Conteúdo 1 Declaração 1.1 Character theory 1.2 Module theory 1.3 Category theory 2 Veja também 3 Notas 4 References Statement Character theory The theorem was originally stated in terms of character theory. Let G be a finite group with a subgroup H, deixar {nome do operador de estilo de exibição {Res} _{H}^{G}} denote the restriction of a character, or more generally, class function of G to H, e deixar {nome do operador de estilo de exibição {Ind} _{H}^{G}} denote the induced class function of a given class function on H. For any finite group A, there is an inner product {displaystyle langle -,-rangle _{UMA}} on the vector space of class functions {displaystyle Ato mathbb {C} } (described in detail in the article Schur orthogonality relations). Agora, for any class functions {estilo de exibição psi :Hto mathbb {C} } e {estilo de exibição varphi :Gto mathbb {C} } , the following equality holds: {displaystyle langle operatorname {Ind} _{H}^{G}psi ,varphi rangle _{G}=langle psi ,nome do operador {Res} _{H}^{G}varphi rangle _{H}} . Em outras palavras, {nome do operador de estilo de exibição {Ind} _{H}^{G}} e {nome do operador de estilo de exibição {Res} _{H}^{G}} are Hermitian adjoint.

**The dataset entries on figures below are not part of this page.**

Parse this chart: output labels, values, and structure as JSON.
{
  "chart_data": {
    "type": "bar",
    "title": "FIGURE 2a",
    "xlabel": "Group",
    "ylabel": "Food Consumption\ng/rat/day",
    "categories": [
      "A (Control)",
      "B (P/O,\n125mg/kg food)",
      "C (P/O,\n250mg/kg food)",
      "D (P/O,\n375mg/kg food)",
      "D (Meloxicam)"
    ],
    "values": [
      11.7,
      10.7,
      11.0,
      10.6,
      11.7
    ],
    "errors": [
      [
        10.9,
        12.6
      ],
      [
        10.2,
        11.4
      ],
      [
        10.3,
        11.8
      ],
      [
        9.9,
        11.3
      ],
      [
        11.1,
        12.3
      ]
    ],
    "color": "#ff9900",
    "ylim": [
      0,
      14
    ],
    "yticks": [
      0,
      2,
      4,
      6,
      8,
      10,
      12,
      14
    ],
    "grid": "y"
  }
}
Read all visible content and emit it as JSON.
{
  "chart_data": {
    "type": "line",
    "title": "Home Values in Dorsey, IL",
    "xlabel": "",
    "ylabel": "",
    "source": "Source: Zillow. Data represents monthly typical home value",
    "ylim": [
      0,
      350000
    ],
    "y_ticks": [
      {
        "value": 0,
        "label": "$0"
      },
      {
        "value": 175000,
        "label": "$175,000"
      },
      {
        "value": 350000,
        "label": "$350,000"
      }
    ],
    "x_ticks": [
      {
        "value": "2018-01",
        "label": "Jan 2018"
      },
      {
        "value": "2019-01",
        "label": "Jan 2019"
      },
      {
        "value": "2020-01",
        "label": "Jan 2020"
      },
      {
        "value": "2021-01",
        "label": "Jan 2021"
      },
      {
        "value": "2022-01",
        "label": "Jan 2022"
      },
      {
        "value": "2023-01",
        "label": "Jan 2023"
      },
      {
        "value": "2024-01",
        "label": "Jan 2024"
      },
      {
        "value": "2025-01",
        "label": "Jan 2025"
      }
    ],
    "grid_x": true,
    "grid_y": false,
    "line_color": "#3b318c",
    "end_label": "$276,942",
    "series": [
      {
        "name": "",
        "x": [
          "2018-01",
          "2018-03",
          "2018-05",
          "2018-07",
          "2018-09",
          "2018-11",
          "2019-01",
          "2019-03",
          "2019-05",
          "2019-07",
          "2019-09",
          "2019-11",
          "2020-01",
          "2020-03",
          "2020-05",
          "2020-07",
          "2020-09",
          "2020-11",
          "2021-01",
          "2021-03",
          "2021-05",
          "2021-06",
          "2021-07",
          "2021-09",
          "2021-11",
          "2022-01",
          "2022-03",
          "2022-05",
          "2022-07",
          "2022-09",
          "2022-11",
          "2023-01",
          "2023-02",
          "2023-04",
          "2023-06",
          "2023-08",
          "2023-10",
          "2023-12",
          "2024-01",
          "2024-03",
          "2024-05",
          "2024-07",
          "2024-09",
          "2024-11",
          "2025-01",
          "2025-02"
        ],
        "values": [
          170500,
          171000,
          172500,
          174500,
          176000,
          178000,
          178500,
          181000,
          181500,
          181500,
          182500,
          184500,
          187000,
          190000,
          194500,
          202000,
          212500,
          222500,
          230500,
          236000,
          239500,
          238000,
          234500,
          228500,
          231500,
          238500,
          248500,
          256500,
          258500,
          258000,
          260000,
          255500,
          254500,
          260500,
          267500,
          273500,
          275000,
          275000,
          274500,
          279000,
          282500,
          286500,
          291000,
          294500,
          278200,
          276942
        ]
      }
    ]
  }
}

show Proof of Frobenius reciprocity for class functions Module theory See also: Change of rings § Relation between the extension of scalars and the restriction of scalars As explained in the section Representation theory of finite groups#Representations, modules and the convolution algebra, the theory of the representations of a group G over a field K is, in a certain sense, equivalent to the theory of modules over the group algebra K[G]. Portanto, there is a corresponding Frobenius reciprocity theorem for K[G]-módulos.

Let G be a group with subgroup H, let M be an H-module, and let N be a G-module. In the language of module theory, the induced module {estilo de exibição K[G]otimes _{K[H]}M} corresponds to the induced representation {nome do operador de estilo de exibição {Ind} _{H}^{G}} , whereas the restriction of scalars {estilo de exibição {_{K[H]}}N} corresponds to the restriction {nome do operador de estilo de exibição {Res} _{H}^{G}} . De acordo, the statement is as follows: The following sets of module homomorphisms are in bijective correspondence: {nome do operador de estilo de exibição {Hom} _{K[G]}(K[G]otimes _{K[H]}M,N)cong operatorname {Hom} _{K[H]}(M,{_{K[H]}}N)} . As noted below in the section on category theory, this result applies to modules over all rings, not just modules over group algebras.